É uma visão que nos convida a repensar nossa própria relação com o ambiente. Em um mundo onde a natureza é frequentemente vista como um recurso a ser explorado ou um cenário para nossas atividades, a cosmologia andina nos oferece um caminho de volta à reverência, ao reconhecimento da vida em todas as suas formas, mesmo nas mais imponentes e aparentemente inanimadas.
“Essa percepção da montanha como entidade viva não é uma metáfora poética; é a base de uma epistemologia, uma forma de conhecer o mundo.”
O Chamado dos Apus para o Nosso Tempo
Em um tempo de crises ecológicas sem precedentes, talvez a sabedoria dos Apus tenha algo fundamental a nos ensinar. Eles nos lembram que não somos os únicos habitantes deste planeta, nem seus senhores. Somos parte de uma teia complexa de vida, e cada elemento – da menor bactéria à mais alta montanha – tem seu próprio espírito, sua própria inteligência, seu próprio lugar sagrado.

Reconhecer a montanha como um ser vivo é abrir-se para uma nova forma de diálogo com a Terra. É aprender a ouvir os sussurros do vento nas encostas, a melodia das águas que nascem de suas entranhas, a quietude profunda que emana de sua presença milenar.
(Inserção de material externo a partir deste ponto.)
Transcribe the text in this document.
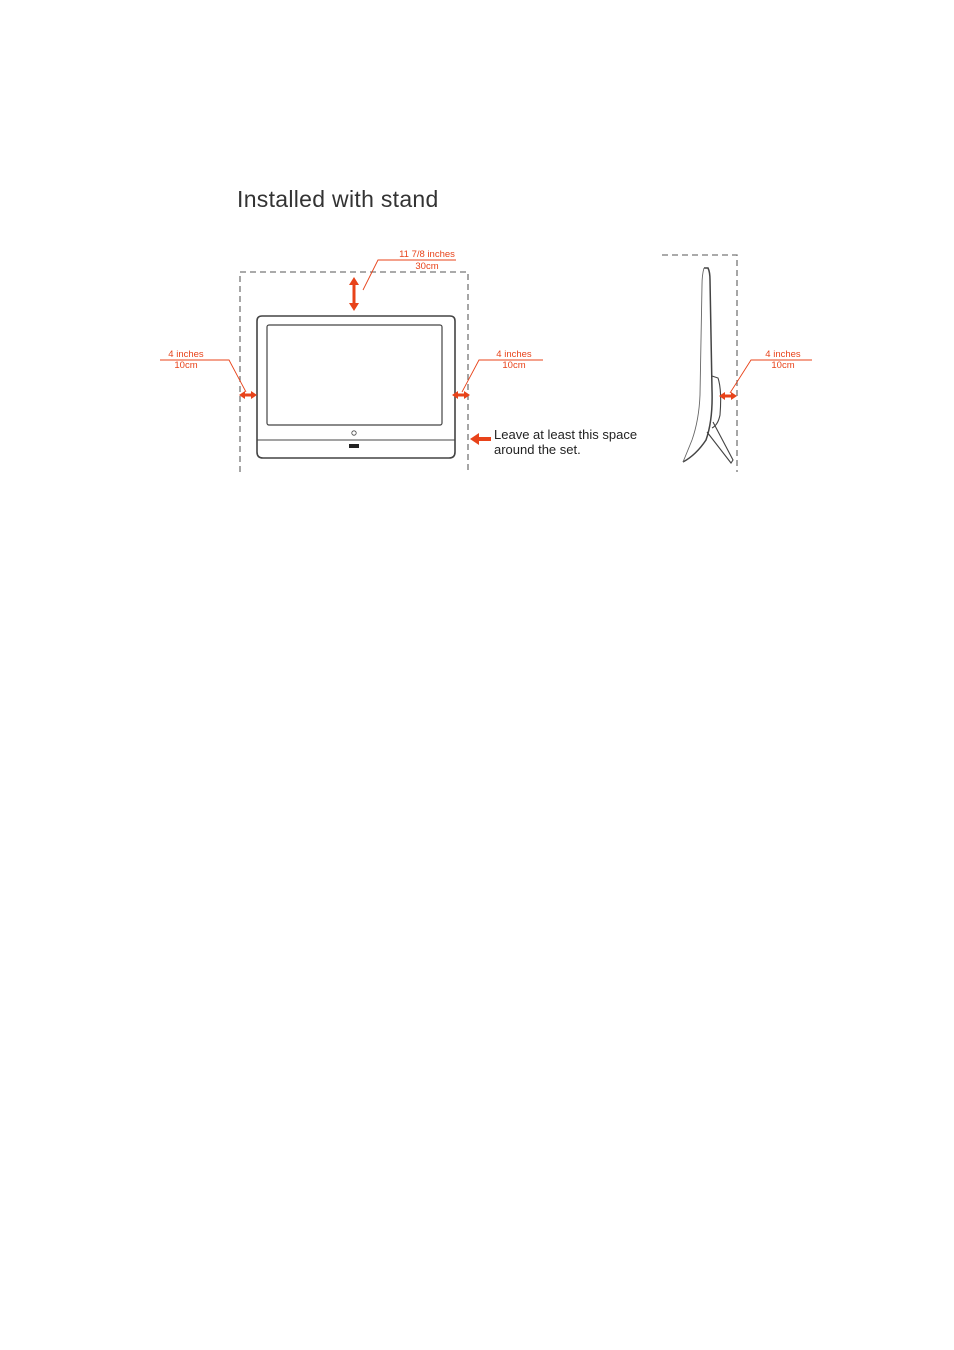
Installed with stand
11 7/8 inches
30cm
4 inches
10cm
4 inches
10cm
Leave at least this space
around the set.
4 inches
10cm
É compreender que a “inteligência” da montanha não é intelectual, mas existencial, uma sabedoria que se manifesta na sua capacidade de sustentar ecossistemas, de moldar paisagens e de inspirar a alma humana.
Os Apus nos convidam a transcender a visão antropocêntrica, a sair do centro de nossa própria importância e a reconhecer a sacralidade inerente a todo o cosmos. Eles nos desafiam a ver o mundo não como um conjunto de recursos, mas como uma comunidade de seres, onde cada um tem seu valor intrínseco e sua voz a ser ouvida.
“Reconhecer a montanha como um ser vivo é abrir-se para uma nova forma de diálogo com a Terra.”
Então, meus amigos, ao olharmos para uma montanha, seja ela um gigante andino ou uma colina modesta em nosso próprio quintal, podemos escolher vê-la como um mero acidente geográfico ou como um Apu, um guardião silencioso, um mestre ancestral, um coração pulsante da Pachamama. A escolha é nossa, e nela reside a chave para a nossa própria reconexão com o sagrado que habita em tudo.
Que o espírito dos Apus nos guie em nossa jornada de redescoberta e reverência pela Terra Viva.